2008年华东师范大学外语学院翻译考研真题及详解【圣才出品】

一、改错1.わたしたちが毎日使っていることばの中には、パン、ミルク、コッブなどのように、主に西洋の国々から入って来て、日本語になったことばがある。
こういうことばを外来語という。
外来語は、外国との行き来や貿易にともなって、その国の文物とともに入って来たものである。
译文:在我们每天使用的单词当中有像“面包”、“牛奶”、“杯”等,主要是来自西欧各国,业己成为日语的单词。
像这样的单词称为外来语。
外来语是随着与外国的交往,贸易的往来,与这些国家的文物一起进来的。
【答案】在我们每天使用的单词当中有像“面包”、“牛奶”、“杯”等,主要是来自西方各国,业己成为日语的单词。
像这样的单词称为外来语。
外来语是随着与外国的交往,贸易的往来,与这些国家的文物一起进来的。
【解析】译文中对「西洋」这一词的翻译不准确,根据历史常识可以得知,「西洋」既包括“欧洲各国”,还包括“美国”等。
因此,译文仅将其限定为“西欧”是不正确的。
2.禅海和尚には虚栄心がなかった。
高位の憎の陥りがちな弊であるが、人物から書画骨董にいたるまでの万般の鑑識眼を恃まれるので、あとで鑑識の誤まりを嗤われぬように、断定的なことを言うまいとする人がある。
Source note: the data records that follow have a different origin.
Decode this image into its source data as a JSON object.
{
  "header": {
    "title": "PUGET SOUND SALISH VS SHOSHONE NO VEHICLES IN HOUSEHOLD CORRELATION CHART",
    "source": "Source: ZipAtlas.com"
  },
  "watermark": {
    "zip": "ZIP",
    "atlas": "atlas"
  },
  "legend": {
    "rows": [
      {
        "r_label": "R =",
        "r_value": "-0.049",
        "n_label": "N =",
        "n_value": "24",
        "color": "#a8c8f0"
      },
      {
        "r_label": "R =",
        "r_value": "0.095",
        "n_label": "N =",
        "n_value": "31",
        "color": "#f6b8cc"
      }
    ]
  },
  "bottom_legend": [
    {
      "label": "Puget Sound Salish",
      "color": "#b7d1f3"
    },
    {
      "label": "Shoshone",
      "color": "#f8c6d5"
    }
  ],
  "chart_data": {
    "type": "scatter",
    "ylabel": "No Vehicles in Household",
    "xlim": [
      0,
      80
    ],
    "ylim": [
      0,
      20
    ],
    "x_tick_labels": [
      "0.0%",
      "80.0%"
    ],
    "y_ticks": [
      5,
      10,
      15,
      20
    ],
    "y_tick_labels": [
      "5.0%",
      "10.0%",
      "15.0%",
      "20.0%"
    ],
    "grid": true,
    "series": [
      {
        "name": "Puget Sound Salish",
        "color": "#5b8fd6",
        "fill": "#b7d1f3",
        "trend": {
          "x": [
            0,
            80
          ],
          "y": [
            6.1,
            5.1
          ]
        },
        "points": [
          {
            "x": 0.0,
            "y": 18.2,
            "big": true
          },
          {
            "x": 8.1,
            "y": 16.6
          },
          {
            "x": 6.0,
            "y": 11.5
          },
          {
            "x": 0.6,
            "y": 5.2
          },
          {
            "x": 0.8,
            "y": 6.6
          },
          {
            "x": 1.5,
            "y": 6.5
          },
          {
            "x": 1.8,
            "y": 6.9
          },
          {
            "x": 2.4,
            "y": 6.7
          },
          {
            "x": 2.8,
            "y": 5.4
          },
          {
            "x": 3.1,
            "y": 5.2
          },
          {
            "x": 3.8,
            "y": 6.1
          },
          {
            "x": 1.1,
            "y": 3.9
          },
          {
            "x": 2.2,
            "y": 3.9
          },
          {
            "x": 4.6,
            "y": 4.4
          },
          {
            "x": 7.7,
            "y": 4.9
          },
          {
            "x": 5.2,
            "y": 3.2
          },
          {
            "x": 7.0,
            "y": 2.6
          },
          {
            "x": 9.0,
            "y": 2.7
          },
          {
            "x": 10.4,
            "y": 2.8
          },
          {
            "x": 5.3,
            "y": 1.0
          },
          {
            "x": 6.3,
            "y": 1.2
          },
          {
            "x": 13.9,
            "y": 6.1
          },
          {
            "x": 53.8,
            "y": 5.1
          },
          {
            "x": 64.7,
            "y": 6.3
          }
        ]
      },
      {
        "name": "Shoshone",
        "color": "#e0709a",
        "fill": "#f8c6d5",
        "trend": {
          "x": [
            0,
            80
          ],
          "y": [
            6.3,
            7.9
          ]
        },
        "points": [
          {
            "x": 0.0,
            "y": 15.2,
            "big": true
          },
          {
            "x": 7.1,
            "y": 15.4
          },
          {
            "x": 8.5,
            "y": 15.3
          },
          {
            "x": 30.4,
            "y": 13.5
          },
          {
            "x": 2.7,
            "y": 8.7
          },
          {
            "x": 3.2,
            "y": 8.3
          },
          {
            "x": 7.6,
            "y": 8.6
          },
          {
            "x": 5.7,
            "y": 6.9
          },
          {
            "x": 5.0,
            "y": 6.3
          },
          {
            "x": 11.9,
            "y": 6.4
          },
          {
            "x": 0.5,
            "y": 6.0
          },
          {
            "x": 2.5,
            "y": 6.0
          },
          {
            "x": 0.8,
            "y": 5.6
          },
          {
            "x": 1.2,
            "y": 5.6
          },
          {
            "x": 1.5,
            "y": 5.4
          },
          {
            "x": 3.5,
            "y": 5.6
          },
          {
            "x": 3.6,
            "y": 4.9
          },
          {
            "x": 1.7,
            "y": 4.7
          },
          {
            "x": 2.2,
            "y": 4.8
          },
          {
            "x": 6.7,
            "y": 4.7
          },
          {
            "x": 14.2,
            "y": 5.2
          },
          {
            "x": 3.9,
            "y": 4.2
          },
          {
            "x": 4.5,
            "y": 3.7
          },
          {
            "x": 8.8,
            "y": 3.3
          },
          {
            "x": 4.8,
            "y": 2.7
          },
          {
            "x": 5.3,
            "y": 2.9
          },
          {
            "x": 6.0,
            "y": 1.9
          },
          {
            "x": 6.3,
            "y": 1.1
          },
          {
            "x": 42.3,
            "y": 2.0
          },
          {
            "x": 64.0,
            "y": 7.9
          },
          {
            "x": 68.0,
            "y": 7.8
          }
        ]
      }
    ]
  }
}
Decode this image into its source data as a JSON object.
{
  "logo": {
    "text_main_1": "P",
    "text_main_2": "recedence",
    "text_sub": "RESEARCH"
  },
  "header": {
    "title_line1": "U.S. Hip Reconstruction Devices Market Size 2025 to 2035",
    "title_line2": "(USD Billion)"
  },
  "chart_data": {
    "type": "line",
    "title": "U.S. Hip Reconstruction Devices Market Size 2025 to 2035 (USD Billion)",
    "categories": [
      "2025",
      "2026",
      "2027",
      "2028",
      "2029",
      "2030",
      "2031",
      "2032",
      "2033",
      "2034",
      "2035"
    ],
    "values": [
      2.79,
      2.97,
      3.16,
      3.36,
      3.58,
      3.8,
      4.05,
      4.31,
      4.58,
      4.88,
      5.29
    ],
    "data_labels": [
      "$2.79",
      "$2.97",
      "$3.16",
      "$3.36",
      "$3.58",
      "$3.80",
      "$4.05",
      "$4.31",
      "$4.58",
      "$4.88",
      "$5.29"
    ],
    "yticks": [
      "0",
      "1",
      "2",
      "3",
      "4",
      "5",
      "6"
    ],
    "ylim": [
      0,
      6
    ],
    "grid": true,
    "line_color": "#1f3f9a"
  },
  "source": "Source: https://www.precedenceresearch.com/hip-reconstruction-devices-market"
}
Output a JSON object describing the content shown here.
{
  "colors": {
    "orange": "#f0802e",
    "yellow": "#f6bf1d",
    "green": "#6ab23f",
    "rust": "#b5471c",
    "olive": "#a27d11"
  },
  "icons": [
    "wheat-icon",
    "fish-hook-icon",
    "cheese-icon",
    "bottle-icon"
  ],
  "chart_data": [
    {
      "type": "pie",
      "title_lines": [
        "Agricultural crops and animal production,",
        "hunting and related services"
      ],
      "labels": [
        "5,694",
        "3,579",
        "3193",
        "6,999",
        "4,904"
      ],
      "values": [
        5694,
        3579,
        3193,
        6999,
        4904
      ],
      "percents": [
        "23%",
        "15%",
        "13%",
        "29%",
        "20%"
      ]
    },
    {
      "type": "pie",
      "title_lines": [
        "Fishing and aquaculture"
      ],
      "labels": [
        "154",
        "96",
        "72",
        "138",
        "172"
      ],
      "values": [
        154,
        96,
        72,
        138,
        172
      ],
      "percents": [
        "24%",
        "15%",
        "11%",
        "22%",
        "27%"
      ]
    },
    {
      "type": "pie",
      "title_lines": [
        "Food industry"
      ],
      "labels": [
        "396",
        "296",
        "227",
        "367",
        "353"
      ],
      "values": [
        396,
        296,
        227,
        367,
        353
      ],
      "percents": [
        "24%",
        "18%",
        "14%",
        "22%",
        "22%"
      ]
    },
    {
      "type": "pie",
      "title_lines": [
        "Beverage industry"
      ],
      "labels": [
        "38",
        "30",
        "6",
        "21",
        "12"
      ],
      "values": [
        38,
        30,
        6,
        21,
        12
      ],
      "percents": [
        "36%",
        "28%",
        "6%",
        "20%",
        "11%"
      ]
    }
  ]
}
もちろん禅僧風の独断を即座に下してみせるが、どちらにも意味のとれるような余地を残しておくのである。
禅海和尚はそうではなかった。
彼が見たまま感じたままを言っていることがよくわかった。
彼|は自分の単純な強い目に映る事物に、ことさら意味を求めたりすることはなかった。
意味はあってもよく、なくてもよい。
译文:禅海大和尚不慕虚荣,虽然在声誉高的方丈身上这是极易出现的通病。
一股人总是从交友到鉴赏书画古董,万般皆凭所谓的鉴识眼;所以生怕贻笑大方,从来不肯说句肯定的话。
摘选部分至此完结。